An electrical connector for terminating multiple conductor electrical cable is disclosed in U.S. Pat. No. 3,760,335, and includes two parallel rows of electrical contacts. The contacts of a plug version of the connector resiliently engage those of a receptacle version, when the two versions are intermated. The contacts of each version have wire receiving and connecting portions, each in the form of a resilient plate provided with a slot. An insulted conductor of the cable is trimmed to length and inserted in the slot. The conductor tends to widen the slot. Since the plate is resilient, the sides of the slot provide resilient jaws which resist widening of the slot.

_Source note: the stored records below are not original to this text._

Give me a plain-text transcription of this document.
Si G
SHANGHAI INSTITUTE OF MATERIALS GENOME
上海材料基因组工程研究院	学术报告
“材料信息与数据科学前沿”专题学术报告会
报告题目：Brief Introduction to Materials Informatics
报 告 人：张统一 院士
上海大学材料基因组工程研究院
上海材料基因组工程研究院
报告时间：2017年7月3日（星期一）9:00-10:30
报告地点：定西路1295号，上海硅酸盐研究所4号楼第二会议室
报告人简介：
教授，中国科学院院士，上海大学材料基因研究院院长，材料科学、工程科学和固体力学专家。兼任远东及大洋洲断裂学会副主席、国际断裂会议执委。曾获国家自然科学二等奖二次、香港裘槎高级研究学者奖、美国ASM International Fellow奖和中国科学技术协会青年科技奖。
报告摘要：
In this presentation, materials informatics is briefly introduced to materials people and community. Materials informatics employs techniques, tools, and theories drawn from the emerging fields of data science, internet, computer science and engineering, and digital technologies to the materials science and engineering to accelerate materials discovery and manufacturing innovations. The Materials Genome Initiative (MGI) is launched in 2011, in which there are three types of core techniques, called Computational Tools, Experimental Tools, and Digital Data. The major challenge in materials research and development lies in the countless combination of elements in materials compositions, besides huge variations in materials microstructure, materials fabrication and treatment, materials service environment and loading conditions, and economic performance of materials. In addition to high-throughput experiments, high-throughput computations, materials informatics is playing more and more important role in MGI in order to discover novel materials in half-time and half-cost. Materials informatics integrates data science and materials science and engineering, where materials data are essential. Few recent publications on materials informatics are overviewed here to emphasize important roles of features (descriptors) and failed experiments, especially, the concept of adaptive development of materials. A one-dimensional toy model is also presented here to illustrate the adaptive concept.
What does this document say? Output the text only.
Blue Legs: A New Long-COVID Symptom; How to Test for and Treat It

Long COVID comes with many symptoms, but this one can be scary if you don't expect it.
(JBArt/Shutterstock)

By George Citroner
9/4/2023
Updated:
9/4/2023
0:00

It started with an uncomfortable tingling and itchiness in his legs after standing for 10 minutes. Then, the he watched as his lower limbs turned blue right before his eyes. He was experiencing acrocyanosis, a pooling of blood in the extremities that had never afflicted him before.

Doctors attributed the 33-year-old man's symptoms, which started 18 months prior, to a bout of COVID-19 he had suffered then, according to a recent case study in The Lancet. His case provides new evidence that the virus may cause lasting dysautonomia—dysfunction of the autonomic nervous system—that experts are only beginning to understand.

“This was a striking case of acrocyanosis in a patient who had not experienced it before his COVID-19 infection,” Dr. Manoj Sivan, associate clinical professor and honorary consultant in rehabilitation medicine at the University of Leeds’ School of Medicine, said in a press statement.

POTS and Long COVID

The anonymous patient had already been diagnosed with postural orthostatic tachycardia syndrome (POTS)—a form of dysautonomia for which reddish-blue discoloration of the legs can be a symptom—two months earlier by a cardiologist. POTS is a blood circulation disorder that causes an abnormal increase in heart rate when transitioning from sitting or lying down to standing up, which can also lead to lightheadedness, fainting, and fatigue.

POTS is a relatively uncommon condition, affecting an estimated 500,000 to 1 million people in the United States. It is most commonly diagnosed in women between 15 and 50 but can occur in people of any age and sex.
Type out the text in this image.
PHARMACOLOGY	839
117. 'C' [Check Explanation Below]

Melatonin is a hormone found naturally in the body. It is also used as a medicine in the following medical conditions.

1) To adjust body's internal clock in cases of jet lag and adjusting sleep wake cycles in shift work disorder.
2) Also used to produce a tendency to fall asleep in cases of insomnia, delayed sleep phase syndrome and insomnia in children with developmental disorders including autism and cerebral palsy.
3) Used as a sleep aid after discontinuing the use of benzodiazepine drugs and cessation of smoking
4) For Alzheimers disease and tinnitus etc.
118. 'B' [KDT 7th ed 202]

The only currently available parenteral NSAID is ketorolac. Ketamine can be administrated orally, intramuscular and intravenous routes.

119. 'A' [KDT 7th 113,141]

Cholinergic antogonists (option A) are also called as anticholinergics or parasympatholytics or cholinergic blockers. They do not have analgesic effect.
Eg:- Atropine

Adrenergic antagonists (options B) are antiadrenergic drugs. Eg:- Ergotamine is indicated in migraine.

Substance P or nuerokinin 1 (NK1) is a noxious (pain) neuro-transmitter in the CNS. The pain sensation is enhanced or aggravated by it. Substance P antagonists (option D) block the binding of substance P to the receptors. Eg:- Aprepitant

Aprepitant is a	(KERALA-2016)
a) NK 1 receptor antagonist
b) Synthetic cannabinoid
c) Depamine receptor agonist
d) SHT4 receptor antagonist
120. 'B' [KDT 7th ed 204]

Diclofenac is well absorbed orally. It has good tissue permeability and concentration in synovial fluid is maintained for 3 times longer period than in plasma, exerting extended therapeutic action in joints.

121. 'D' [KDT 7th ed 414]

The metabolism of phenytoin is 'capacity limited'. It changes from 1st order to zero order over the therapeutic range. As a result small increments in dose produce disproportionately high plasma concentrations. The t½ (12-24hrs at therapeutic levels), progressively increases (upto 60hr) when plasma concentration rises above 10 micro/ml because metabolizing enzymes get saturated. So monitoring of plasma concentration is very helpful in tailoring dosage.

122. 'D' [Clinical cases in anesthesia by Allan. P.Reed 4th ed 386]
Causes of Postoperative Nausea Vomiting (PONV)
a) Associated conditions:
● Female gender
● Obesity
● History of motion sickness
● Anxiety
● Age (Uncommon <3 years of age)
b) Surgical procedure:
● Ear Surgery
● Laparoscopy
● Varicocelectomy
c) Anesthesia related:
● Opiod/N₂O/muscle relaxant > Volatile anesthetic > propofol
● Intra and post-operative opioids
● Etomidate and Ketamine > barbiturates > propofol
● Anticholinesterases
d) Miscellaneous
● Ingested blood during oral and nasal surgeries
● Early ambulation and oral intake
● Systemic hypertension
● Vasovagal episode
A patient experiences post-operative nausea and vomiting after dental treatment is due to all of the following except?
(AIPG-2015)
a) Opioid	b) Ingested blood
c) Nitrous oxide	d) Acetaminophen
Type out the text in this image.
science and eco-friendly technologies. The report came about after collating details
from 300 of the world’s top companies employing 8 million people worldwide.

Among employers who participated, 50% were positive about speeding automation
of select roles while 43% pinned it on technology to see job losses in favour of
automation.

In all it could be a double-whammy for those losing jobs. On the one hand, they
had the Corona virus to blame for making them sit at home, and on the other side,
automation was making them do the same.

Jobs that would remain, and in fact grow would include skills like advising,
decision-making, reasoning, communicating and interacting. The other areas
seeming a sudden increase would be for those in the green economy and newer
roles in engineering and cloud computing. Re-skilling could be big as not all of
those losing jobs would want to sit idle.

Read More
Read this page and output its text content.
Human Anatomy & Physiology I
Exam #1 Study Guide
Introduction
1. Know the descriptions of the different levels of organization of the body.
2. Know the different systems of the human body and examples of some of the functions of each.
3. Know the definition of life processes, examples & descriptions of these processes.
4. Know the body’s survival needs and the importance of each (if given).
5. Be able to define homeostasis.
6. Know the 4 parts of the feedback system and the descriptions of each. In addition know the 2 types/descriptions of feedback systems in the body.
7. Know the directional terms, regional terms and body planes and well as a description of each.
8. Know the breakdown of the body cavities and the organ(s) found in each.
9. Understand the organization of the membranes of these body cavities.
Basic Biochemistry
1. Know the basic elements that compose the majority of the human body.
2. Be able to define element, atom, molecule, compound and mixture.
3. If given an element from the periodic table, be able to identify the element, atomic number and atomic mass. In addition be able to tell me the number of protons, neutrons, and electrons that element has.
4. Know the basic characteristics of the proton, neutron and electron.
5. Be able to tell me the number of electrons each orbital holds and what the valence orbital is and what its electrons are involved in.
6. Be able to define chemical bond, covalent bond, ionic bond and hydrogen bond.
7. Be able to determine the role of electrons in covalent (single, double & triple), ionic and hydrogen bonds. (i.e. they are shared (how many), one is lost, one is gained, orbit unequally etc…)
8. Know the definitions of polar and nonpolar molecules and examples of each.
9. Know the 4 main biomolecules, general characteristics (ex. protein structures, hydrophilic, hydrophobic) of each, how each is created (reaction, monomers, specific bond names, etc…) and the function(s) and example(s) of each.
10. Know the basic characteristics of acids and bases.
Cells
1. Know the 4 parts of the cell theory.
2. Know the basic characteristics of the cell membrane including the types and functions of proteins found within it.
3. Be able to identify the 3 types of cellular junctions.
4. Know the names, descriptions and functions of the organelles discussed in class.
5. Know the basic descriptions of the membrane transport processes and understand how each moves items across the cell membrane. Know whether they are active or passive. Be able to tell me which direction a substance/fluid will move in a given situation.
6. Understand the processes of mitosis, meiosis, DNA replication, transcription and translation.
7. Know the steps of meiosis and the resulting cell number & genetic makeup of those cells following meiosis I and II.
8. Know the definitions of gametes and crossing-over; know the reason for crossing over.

As a result, the jaws slice through the insulation of the conductor and resiliently engage opposite sides of the wire.
Suitable apparatus have been developed for trimming and inserting the conductors into the connector contacts, as disclosed in U.S. Pat. Nos. 3,803,695; 3,864,802; and 3,995,358. Each disclosed apparatus requires an operator to grasp a pair of conductors and insert them into the apparatus. Then the apparatus is actuated, either manually or automatically, to trim the conductor and transfer the trimmed wires into the connector. One type of apparatus requires all conductor pairs to be placed in the apparatus, followed by simultaneous or mass termination of the conductors in the connector contacts. A second type senses each pair of conductors and thereby is automatically triggered to trim and insert the pair into a corresponding pair of connector contacts. While an operator is in the process of selecting and grasping the next pair of conductors, the apparatus of the second type has automatically moved, relative to the connector, in registration with the next pair of connector contacts into which the next pair of conductors will be inserted.
Each type of conductor trimming and inserting apparatus requires a clamp for anchoring the cable to the apparatus while the conductor terminations occur. The clamp is positioned out of the way of the operator and the working parts of the apparatus. While this clamp location is convenient to the operation of the apparatus, the clamp may force the cable to project in a peculiar or undesired direction in respect to the connector to which it becomes assembled.